SOCIOL 697:  Special Topics in Applied Sociology
An advanced seminar on selected topics in applied sociology. The course content and credit varies according to topic. Details on special topics courses will be announced during the advance registration period. Prerequisite: Graduate standing or permission of instructor.

SOCIOL 698:  Field Work
Intensive field work and/or internship in a public or private research or practice setting jointly supervised by faculty and agency-based staff. Placements made according to student interest and internship availability. Prerequisite: Graduate standing or permission of instructor.

SOCIOL 699:  Thesis Research in Applied Sociology
Supervised thesis research open to students who elect the thesis option. The research is conducted under the supervision of a faculty committee consisting of a primary faculty advisor and two additional faculty members, who are responsible for advising the student in preparing and carrying out the thesis project and for evaluating and judging its acceptability. Prerequisite: Permission of the graduate program director and committee.

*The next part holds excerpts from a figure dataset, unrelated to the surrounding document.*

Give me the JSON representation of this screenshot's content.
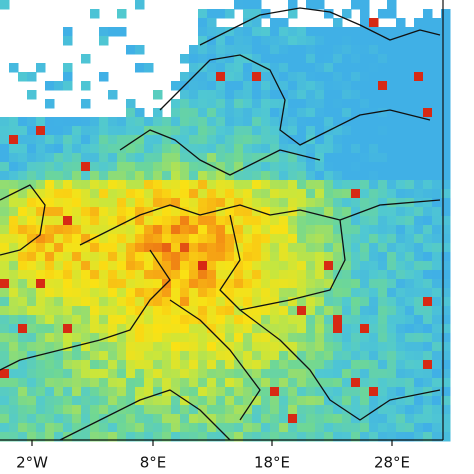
{
  "map": {
    "x_labels": [
      "2°W",
      "8°E",
      "18°E",
      "28°E"
    ]
  }
}
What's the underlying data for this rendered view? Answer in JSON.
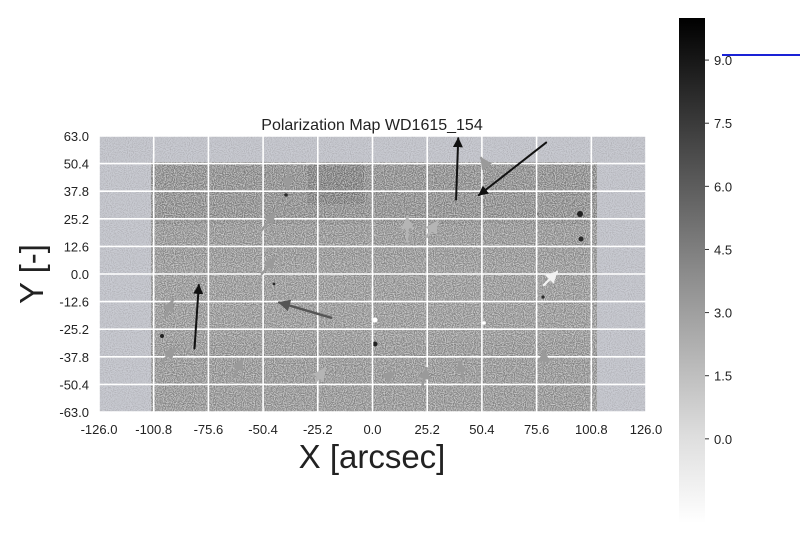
{
  "chart_data": {
    "type": "scatter",
    "title": "Polarization Map WD1615_154",
    "xlabel": "X [arcsec]",
    "ylabel": "Y [-]",
    "xlim": [
      -126.0,
      126.0
    ],
    "ylim": [
      -63.0,
      63.0
    ],
    "x_ticks": [
      "-126.0",
      "-100.8",
      "-75.6",
      "-50.4",
      "-25.2",
      "0.0",
      "25.2",
      "50.4",
      "75.6",
      "100.8",
      "126.0"
    ],
    "y_ticks": [
      "63.0",
      "50.4",
      "37.8",
      "25.2",
      "12.6",
      "0.0",
      "-12.6",
      "-25.2",
      "-37.8",
      "-50.4",
      "-63.0"
    ],
    "grid": true,
    "colormap": "gray_r",
    "colorbar": {
      "ticks": [
        "9.0",
        "7.5",
        "6.0",
        "4.5",
        "3.0",
        "1.5",
        "0.0"
      ],
      "range": [
        -2.0,
        10.0
      ]
    },
    "polarization_vectors": [
      {
        "x": 38.5,
        "y": 34.0,
        "dx": 1.0,
        "dy": 28.0,
        "shade": "dark"
      },
      {
        "x": 80.0,
        "y": 60.0,
        "dx": -31.0,
        "dy": -24.0,
        "shade": "dark"
      },
      {
        "x": -82.0,
        "y": -34.0,
        "dx": 2.0,
        "dy": 29.0,
        "shade": "dark"
      },
      {
        "x": -19.0,
        "y": -20.0,
        "dx": -24.0,
        "dy": 7.0,
        "shade": "medium"
      },
      {
        "x": -39.0,
        "y": 46.0,
        "dx": 0.0,
        "dy": -7.0,
        "shade": "light"
      },
      {
        "x": -51.0,
        "y": 20.0,
        "dx": 6.0,
        "dy": 8.0,
        "shade": "light"
      },
      {
        "x": -51.0,
        "y": 0.0,
        "dx": 6.0,
        "dy": 7.0,
        "shade": "light"
      },
      {
        "x": -96.0,
        "y": -20.0,
        "dx": 4.0,
        "dy": 8.0,
        "shade": "light"
      },
      {
        "x": -97.0,
        "y": -40.0,
        "dx": 6.0,
        "dy": 6.0,
        "shade": "light"
      },
      {
        "x": -64.0,
        "y": -47.0,
        "dx": 4.0,
        "dy": 8.0,
        "shade": "light"
      },
      {
        "x": -26.0,
        "y": -49.0,
        "dx": 4.0,
        "dy": 6.0,
        "shade": "lighter"
      },
      {
        "x": 16.0,
        "y": 15.0,
        "dx": 0.0,
        "dy": 11.0,
        "shade": "lighter"
      },
      {
        "x": 25.0,
        "y": 17.0,
        "dx": 5.0,
        "dy": 7.0,
        "shade": "lighter"
      },
      {
        "x": 23.0,
        "y": -51.0,
        "dx": 2.0,
        "dy": 8.0,
        "shade": "light"
      },
      {
        "x": 42.0,
        "y": -49.0,
        "dx": -2.0,
        "dy": 9.0,
        "shade": "light"
      },
      {
        "x": 7.0,
        "y": -47.0,
        "dx": 3.0,
        "dy": 2.0,
        "shade": "light"
      },
      {
        "x": 79.0,
        "y": -5.0,
        "dx": 6.0,
        "dy": 6.0,
        "shade": "white"
      },
      {
        "x": 79.0,
        "y": -41.0,
        "dx": 0.0,
        "dy": 6.0,
        "shade": "light"
      },
      {
        "x": 52.0,
        "y": 50.0,
        "dx": -2.0,
        "dy": 3.0,
        "shade": "light"
      }
    ]
  }
}
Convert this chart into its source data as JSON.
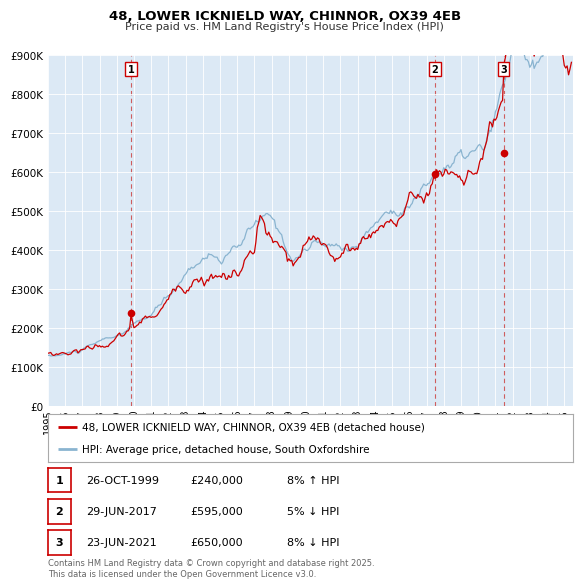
{
  "title": "48, LOWER ICKNIELD WAY, CHINNOR, OX39 4EB",
  "subtitle": "Price paid vs. HM Land Registry's House Price Index (HPI)",
  "fig_bg_color": "#ffffff",
  "plot_bg_color": "#dce9f5",
  "ylim": [
    0,
    900000
  ],
  "yticks": [
    0,
    100000,
    200000,
    300000,
    400000,
    500000,
    600000,
    700000,
    800000,
    900000
  ],
  "ytick_labels": [
    "£0",
    "£100K",
    "£200K",
    "£300K",
    "£400K",
    "£500K",
    "£600K",
    "£700K",
    "£800K",
    "£900K"
  ],
  "xlim_start": 1995.0,
  "xlim_end": 2025.5,
  "xtick_years": [
    1995,
    1996,
    1997,
    1998,
    1999,
    2000,
    2001,
    2002,
    2003,
    2004,
    2005,
    2006,
    2007,
    2008,
    2009,
    2010,
    2011,
    2012,
    2013,
    2014,
    2015,
    2016,
    2017,
    2018,
    2019,
    2020,
    2021,
    2022,
    2023,
    2024,
    2025
  ],
  "sale_color": "#cc0000",
  "hpi_color": "#8ab4d0",
  "sale_label": "48, LOWER ICKNIELD WAY, CHINNOR, OX39 4EB (detached house)",
  "hpi_label": "HPI: Average price, detached house, South Oxfordshire",
  "transactions": [
    {
      "num": 1,
      "date_dec": 1999.82,
      "price": 240000,
      "date_str": "26-OCT-1999",
      "pct": "8%",
      "dir": "↑"
    },
    {
      "num": 2,
      "date_dec": 2017.49,
      "price": 595000,
      "date_str": "29-JUN-2017",
      "pct": "5%",
      "dir": "↓"
    },
    {
      "num": 3,
      "date_dec": 2021.48,
      "price": 650000,
      "date_str": "23-JUN-2021",
      "pct": "8%",
      "dir": "↓"
    }
  ],
  "footer": "Contains HM Land Registry data © Crown copyright and database right 2025.\nThis data is licensed under the Open Government Licence v3.0."
}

SOCIOL 897:  Dissertation Seminar
Preparation for dissertation project, including review of advanced research methods and identification of suitable research questions and research designs. Prerequisite: Permission of the graduate program director and committee.

SOCIOL 899:  Dissertation Research
Supervised thesis research open to students who have been admitted to doctoral candidacy and have completed the dissertation seminar. The research is conducted under the supervision of a faculty committee consisting of a primary faculty advisor and two additional faculty members, who are responsible for advising the student in preparing and carrying out the thesis project and for evaluating and judging its acceptability. Prerequisite: Permission of the graduate program director and committee.